Особый район
Шрифт:
Покончив со всеми этими хлопотами, Иван Петрович строго-настрого предупредил Портнова, чтобы тот не вздумал затевать вендетту и мстить своим обидчикам, и красноармейское «войско» принялось грузиться в автобус.
— Может быть, мне остаться здесь? — спросил Незванова Артем. — Мне тут как-то привычнее, да и Николаю Васильевичу помогу за порядком присмотреть…
— Ну, уж нет! — не согласился директор. — Такие специалисты нам самим нужны!
— Так никакой войны вроде больше не предвидится? — постарался отшутиться Артем. — Для чего еще я могу понадобиться?
— Война не война, а лучше, если ты под рукой будешь в нужный момент, — отрезал Незванов. — Мало ли что может еще случиться? Так что собирайся,
… Ночь и почти весь следующий день прошли без происшествий, если не считать за таковое истерику с рванием на груди рубахи и криками с обещанием замочить всех, которую закатил Хлуднев при водворении в импровизированную камеру. Это была специально освобожденная комнатка в здании золотоприемной кассы без единого окошка, но с крепкой стальной дверью, в которой вызванный на работу сварщик оперативно прорезал окошко-кормушку, закрывающееся откидной дверцей.
— Это для того, — объяснил руководивший работами Сикорский, — чтобы он не смог наброситься на того, кто ему поесть принесет. Зверюга еще тот, пришлось мне как-то его дело почитать! Пусть посидит пока, потом видно будет. Разберется, что к чему, может, и успокоится.

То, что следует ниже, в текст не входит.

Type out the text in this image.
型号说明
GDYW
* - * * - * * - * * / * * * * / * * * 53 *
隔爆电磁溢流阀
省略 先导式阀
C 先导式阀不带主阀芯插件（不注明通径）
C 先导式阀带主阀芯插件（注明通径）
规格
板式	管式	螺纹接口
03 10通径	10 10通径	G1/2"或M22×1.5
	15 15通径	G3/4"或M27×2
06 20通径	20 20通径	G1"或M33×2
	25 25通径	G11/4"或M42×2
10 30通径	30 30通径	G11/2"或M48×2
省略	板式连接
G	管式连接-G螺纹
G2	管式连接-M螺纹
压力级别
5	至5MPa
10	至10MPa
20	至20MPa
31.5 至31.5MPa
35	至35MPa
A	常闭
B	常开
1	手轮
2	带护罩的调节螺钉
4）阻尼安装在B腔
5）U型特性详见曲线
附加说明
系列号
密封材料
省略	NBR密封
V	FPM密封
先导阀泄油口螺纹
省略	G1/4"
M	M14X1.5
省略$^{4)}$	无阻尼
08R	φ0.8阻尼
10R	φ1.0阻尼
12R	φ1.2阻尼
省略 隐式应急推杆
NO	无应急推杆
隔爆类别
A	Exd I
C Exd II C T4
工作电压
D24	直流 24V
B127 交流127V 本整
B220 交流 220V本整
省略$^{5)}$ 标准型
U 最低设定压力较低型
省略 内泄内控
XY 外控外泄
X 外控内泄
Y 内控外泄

Незванов далеко не был уверен, что будет так, как говорит Сикорский, но вынужден был согласиться с ним. А к вечеру прикатил на своей «Ямахе» Валера Седых, и все закрутилось с утроенной скоростью. В санях, прицепленных к его снегоходу, оказался один труп, почти уже окоченевший, с торчащей из горла стрелой, а второй живой, но раненый, был без сознания. Сгрузив обоих в больнице, Валера невнятно рассказал подоспевшему директору что-то о дырке из прошлого, о первобытных людях и о женщинах, с которыми остались Евтушенко с Парамоновым. Пообещал скоро вернуться и снова умчался в ночь.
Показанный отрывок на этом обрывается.